CHOREI DESCANCANDO BATATAS OU UMA VISÃO POÉTICA DA TRAGETÓRIA DO FEMININO NA HISTÓRIA DA HUMANIDADE
Introdução
Primeiramente gostaria de denotar que embora sendo eu, quanto posso, comunicóloga, psicanalista, roteirista, escritora de ficção e pretensa poetisa, o texto a seguir não pertence a nenhum campo específico nem se relaciona diretamente com a psicanálise de nenhuma forma, exceto por ter sido inpirado devido ao fato de estar correntemente me submentendo à análise, recentemente retomada. O simples ato de submeter-se a qualquer forma de psicoterapia desencadeia espontaneamente certos processos psíquicos voltados ao nosso próprio desenvolvimento psicólogico e à cura de nossas feridas emocionais. Para mim particularmente, escever textos ou poesias sempre foi terapêutico.

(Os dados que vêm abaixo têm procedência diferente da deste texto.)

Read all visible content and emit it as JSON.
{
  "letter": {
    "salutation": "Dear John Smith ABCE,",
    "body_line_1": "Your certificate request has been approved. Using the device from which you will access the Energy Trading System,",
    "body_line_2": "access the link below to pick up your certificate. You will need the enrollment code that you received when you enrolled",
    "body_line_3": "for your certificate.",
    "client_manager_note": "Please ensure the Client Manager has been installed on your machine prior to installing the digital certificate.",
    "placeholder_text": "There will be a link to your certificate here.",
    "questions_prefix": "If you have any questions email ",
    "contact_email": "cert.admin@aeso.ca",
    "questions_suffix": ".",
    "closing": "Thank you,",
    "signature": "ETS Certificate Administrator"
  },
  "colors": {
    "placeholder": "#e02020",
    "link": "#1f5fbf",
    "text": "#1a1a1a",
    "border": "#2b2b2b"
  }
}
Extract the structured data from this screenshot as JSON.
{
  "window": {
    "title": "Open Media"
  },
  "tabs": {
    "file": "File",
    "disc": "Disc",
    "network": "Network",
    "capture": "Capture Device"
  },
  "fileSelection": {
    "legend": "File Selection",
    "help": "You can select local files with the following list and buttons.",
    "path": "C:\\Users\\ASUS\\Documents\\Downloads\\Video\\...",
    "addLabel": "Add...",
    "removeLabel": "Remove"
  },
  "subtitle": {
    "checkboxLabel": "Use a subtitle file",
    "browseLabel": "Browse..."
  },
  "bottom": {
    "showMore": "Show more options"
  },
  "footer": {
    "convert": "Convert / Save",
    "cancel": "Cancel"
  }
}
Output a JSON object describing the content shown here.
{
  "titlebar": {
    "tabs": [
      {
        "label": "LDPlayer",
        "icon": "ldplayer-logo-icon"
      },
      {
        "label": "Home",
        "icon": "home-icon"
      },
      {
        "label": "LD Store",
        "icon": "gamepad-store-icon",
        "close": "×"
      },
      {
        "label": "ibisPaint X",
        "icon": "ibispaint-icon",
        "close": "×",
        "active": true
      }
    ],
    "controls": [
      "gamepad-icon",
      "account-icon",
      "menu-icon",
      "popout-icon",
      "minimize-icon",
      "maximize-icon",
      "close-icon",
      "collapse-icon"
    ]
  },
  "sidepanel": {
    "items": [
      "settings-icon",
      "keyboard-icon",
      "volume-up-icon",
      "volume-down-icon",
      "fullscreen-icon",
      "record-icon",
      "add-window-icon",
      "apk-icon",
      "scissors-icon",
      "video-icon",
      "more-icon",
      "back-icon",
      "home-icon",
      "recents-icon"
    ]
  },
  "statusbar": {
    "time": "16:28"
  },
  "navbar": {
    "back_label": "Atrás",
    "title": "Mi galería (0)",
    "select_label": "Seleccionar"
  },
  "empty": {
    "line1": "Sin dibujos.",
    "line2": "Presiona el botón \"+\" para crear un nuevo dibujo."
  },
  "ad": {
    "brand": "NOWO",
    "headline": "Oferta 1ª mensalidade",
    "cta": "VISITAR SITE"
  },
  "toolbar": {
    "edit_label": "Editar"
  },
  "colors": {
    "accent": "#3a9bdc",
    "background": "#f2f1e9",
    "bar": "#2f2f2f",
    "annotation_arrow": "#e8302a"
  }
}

Daí que meus textos, sejam eles de cunho teórico, acadêmico, ficcional ou poético, sempre me ajudam a traduzir e elaborar meus conteúdos, antes de ocupar-me com a forma ou a retórica. As palavras sempre me foram melhores amigas íntimas que colegas de trabalho. E a este texto em questão, calhou sair-me ligeiramente poético, ligeiramente filósófico e um tanto quanto analítico. Assim decidi publicá-lo em todos os (poucos) feeds que mantenho.
Comecei a escrevê-lo durante as férias do trabalho de 2019. Por n motivos, terminei de escevê-lo somente hoje. Em conclusão, acredito que precisei de todo este tempo para digerir completamente todas as percepções que tive naquele novembro chuvoso repleto de solitude na praia.
Uns 2 anos antes disso, uma necessidade profunda de rever meu paradigmas e minha maneira de viver fizeram com que eu me retirasse pouco a pouco de todas as obrigações profissionais, acadêmicas e sociais que não fossem essenciais e eu atravessava um longo período de recolhimento e introspecção.
À época daquelas férias, eu me debatia especificamente com algumas questões pessoais e conflitos internos referente a minhas relações comigo mesma, com outras pessoas em geral e também no sentido romântico. Sentia necessidade de rever como eram construídas por mim essas conexões e que papéis eu atribuía a mim mesma nessas relações, como ser humano e como mulher. Casualmente tinha férias vencidas a gozar e me dispuz a usar alguns desses dias livres para trabalhar mental e emocionalmente essas questões. Escrever sempre me ajudou a processar meus afetos e depois de alguns poderosos insights tentei materializá-los num texto, mas não pude concluir pois os conteúdos pareciam ainda muito fluídos e fugidios.
Fui capaz de terminá-lo hoje, enquanto buscava referências e tentava escrever um roteiro de audiovisual (que obviamente ficou inacabado) que ilustrasse figurativamente os níveis de consciência e a necessidade de a expandirmos em direção à universalidade para a sobrevivência, não apenas da espécie humana, como de toda vida na Terra. A conexão entre os assuntos se deu na figura do feminino arquetípico, que ofereceu respostas às minhas questões em 2019 e que surge agora como elemento chave requerido para a transformação global que a consciência humana precisa adotar para a nossa sobreviência e sanidade.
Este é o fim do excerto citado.